Glad to hear that your program is working well.  In that case I definitely would take the "If its not broke don't fix it" approach.

[QUOTE=Dad2Luke&Alan] Most likely the aide is reinforcing bad behavior by ignoring the good and punishing the bad.

[/QUOTE]

too funny!! replace aide with teacher, when are they going to get it? 

That is how they started with my son. I think it helps because art, PE etc. are generally things kids like to do so it is like a reward rather than "here, go sit still in this chair".

I'm not sure they mean if he's doing grade level work, but probably more of whether he can be in the class without sensory overload etc. But, we can debate all day about what they mean. The best way to know is to ask. Don't feel like you're being pesky: if you don't know what they mean, ask. They would much rather have a million questions than a parent who's not interested in their child's schooling.
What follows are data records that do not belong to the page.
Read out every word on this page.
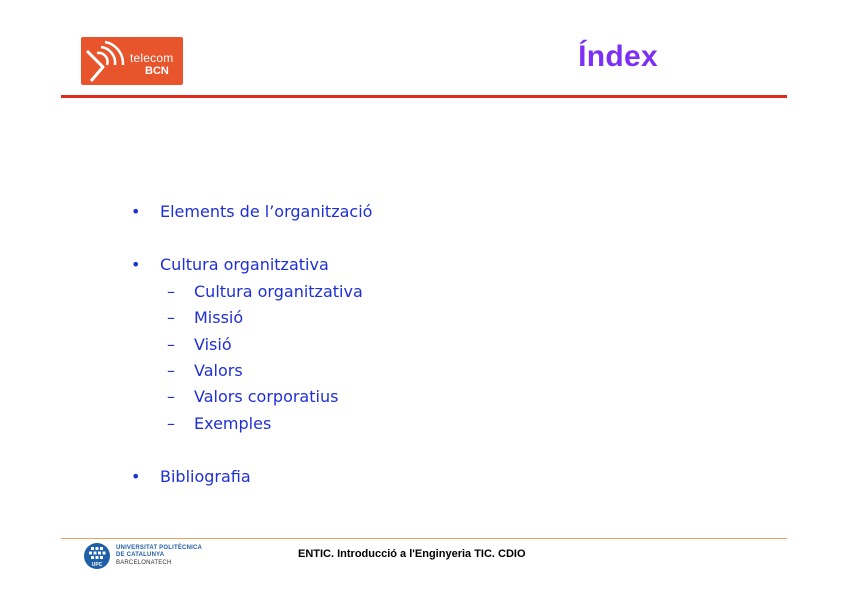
telecom
BCN	Índex
• Elements de l’organització
• Cultura organitzativa
– Cultura organitzativa
– Missió
– Visió
– Valors
– Valors corporatius
– Exemples
• Bibliografia
UPC
UNIVERSITAT POLITÈCNICA
DE CATALUNYA
BARCELONATECH
ENTIC. Introducció a l'Enginyeria TIC. CDIO
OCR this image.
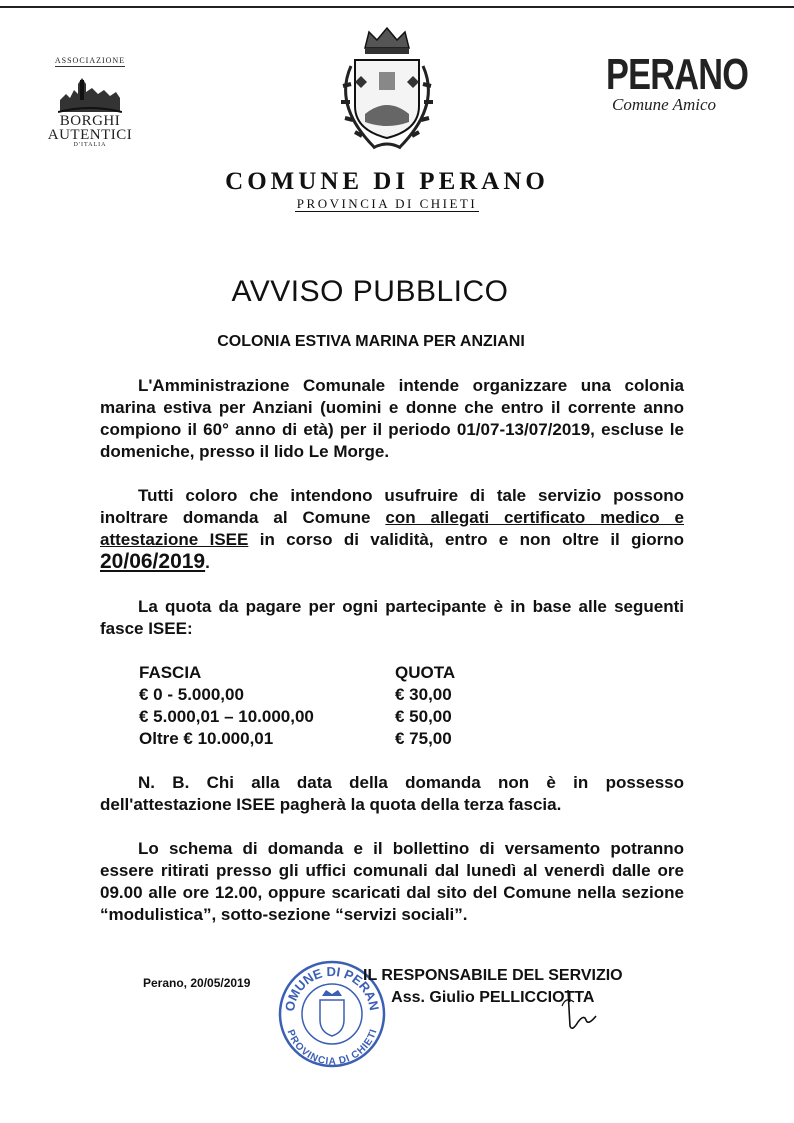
ASSOCIAZIONE
BORGHI
AUTENTICI
D'ITALIA
PERANO
Comune Amico
COMUNE DI PERANO
PROVINCIA DI CHIETI
AVVISO PUBBLICO
COLONIA ESTIVA MARINA PER ANZIANI

L'Amministrazione Comunale intende organizzare una colonia marina estiva per Anziani (uomini e donne che entro il corrente anno compiono il 60° anno di età) per il periodo 01/07-13/07/2019, escluse le domeniche, presso il lido Le Morge.

Tutti coloro che intendono usufruire di tale servizio possono inoltrare domanda al Comune con allegati certificato medico e attestazione ISEE in corso di validità, entro e non oltre il giorno 20/06/2019.

La quota da pagare per ogni partecipante è in base alle seguenti fasce ISEE:

FASCIA	QUOTA
€ 0 - 5.000,00	€ 30,00
€ 5.000,01 – 10.000,00	€ 50,00
Oltre € 10.000,01	€ 75,00

N. B. Chi alla data della domanda non è in possesso dell'attestazione ISEE pagherà la quota della terza fascia.

Lo schema di domanda e il bollettino di versamento potranno essere ritirati presso gli uffici comunali dal lunedì al venerdì dalle ore 09.00 alle ore 12.00, oppure scaricati dal sito del Comune nella sezione “modulistica”, sotto-sezione “servizi sociali”.

Perano, 20/05/2019
OMUNE DI PERAN
PROVINCIA DI CHIETI
IL RESPONSABILE DEL SERVIZIO
Ass. Giulio PELLICCIOTTA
My gosh, concernedpa has taken the words right out of my mouth. And I may paraphrase some of the 1st post they wrote in this thread later on today when I attend my son's IEP meeting.

After a missed diagnosis of emotional disturbance (we told them 2 1/2 years ago it was autism, but they insisted it was ED) they have now decided that he is autistic now instead of emotionally distrubed, and want to place him out of district (45+min drive one way) for autism support classes. It is very frustrating, as he has an average or slightly better IQ, and is almost at grade level across the board.  

I have always kind of backed off and gone along with "what the professionals feel is best" but not anymore. Mama Bear is about to protect her cub, and for once do what she thinks is best.